Eliciting a Synergistic Effect between Mixed Metal Oxides and Metallic Pt Nanoparticles for Active and Stable Catalysts

Cold start exhaust from vehicular internal combustion engines contributes significantly to the total portion of vehicle emissions, yet modern emission control catalysts still rely on high exhaust temperatures to reach peak catalytic activity while being sensitive to sintering at the elevated operating conditions. Altering the physical support structure to utilize geometric effects can stabilize catalytic active phases. Alterations to electronic effects through manipulating the support chemical composition can improve the performance with lower temperatures to reach required pollutant conversion. In this study we probe how tuning the chemical composition of an encapsulated metal oxide system where platinum nanoparticles are encapsulated in mixed alumina and manganese oxide layers (Pt@xAl2O3/yMnOx) can provide a synergistic effect in increasing both catalytic activity and stability for carbon monoxide (CO) oxidation. Testing and aging of catalysts with different Al2O3/MnOx ratios (1/0, 3/1, 1/1, 1/3, and 0/1) revealed that some samples could outperform single metal oxide catalysts in both activity and stability metrics. Pt@3Al2O3/1MnOx, after a 1000 °C aging treatment in the presence of CO and in oxidizing conditions, showed a CO2 production rate at least 18 times larger than any other sample. It also demonstrated the least amount of deactivation after the 1000 °C aging treatment, its CO2 production rate decreased by 1.8 times, whereas the Pt@1Al2O3/1MnOx and Pt@1Al2O3/3MnOx samples recorded rate decreases of 310 and 1300 times, respectively.

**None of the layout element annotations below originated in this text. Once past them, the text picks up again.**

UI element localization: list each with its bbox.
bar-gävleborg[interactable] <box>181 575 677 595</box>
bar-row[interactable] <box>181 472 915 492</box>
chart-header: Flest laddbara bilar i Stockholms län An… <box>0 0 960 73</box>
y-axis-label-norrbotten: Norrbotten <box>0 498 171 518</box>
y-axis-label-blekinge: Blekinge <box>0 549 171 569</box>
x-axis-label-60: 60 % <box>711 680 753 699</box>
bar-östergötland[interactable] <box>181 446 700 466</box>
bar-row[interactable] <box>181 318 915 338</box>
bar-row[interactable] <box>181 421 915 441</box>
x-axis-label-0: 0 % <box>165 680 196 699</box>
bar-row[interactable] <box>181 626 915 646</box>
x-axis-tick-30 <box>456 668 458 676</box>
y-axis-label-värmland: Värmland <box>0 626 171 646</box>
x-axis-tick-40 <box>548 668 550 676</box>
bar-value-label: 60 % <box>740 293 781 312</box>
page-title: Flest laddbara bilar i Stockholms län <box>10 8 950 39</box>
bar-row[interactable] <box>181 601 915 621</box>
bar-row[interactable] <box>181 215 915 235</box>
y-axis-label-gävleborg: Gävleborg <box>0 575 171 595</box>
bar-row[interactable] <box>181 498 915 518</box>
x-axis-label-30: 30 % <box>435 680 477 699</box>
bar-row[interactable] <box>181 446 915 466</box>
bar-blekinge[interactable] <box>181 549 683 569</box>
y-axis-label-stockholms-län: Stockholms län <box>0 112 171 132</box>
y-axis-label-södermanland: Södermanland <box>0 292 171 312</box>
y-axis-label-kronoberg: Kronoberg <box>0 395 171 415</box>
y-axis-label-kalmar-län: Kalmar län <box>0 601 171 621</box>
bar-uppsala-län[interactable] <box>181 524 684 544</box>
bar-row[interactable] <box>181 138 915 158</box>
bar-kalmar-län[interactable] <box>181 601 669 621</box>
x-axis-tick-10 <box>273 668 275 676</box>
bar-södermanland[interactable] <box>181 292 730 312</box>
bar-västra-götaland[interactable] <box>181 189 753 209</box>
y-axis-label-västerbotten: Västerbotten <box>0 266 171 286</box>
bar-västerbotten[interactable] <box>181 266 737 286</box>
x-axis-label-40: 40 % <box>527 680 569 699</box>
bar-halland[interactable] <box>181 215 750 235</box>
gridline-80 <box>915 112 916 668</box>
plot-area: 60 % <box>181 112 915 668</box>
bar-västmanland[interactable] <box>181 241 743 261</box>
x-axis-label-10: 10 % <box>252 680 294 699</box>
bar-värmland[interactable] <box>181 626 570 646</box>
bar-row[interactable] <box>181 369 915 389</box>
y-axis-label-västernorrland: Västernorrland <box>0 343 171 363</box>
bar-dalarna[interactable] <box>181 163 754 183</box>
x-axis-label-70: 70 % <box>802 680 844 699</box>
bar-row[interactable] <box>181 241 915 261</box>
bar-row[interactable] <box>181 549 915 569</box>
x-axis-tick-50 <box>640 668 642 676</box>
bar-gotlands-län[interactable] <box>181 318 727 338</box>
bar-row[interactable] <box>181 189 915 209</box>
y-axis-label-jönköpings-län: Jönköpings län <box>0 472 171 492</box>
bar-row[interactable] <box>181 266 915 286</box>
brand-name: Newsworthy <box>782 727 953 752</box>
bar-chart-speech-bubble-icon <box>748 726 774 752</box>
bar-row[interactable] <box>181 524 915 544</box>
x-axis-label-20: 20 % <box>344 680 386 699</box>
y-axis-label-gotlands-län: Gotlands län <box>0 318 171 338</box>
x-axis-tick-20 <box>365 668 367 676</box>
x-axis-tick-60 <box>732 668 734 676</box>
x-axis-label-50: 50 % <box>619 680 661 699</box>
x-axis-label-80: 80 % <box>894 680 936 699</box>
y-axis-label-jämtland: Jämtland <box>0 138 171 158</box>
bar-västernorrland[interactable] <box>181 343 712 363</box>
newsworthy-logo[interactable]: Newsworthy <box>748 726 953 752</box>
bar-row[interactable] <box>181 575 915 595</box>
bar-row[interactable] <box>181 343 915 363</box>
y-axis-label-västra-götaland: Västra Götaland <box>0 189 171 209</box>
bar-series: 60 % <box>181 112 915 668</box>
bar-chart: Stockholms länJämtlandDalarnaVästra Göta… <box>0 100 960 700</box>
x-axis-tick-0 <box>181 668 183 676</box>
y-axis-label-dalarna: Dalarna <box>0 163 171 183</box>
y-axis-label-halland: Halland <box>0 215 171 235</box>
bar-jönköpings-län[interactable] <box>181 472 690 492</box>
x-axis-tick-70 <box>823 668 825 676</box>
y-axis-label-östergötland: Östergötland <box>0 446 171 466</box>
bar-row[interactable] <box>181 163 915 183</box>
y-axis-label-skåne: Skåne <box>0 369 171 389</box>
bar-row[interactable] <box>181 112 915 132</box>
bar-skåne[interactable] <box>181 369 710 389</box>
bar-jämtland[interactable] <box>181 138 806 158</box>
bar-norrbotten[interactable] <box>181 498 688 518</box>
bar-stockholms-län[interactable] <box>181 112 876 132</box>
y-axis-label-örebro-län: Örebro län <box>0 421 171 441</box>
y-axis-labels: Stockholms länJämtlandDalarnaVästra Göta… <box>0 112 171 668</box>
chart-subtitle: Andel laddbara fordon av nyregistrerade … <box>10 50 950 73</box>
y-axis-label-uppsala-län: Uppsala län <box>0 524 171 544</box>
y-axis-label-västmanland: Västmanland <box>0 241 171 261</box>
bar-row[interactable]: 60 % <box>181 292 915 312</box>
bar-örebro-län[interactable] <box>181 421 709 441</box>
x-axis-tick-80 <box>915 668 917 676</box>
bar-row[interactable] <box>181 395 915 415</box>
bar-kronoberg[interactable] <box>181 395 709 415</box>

Based on these trends, we hypothesized that an alumina-rich sample could provide the optimal balance between stability and activity. A Pt@9Al2O3/1MnOx catalyst was thus synthesized and not only did not deactivate but also demonstrated an improvement in activity after aging, proving to be more than 88 times as active compared to Pt@Al2O3 aged at the same 1000 °C condition. This work proves that by optimizing the content of the aluminum and manganese mixed oxide in an encapsulated support, a synergistic restructuring of the support and Pt nanoparticles created a stable and active CO oxidation catalyst.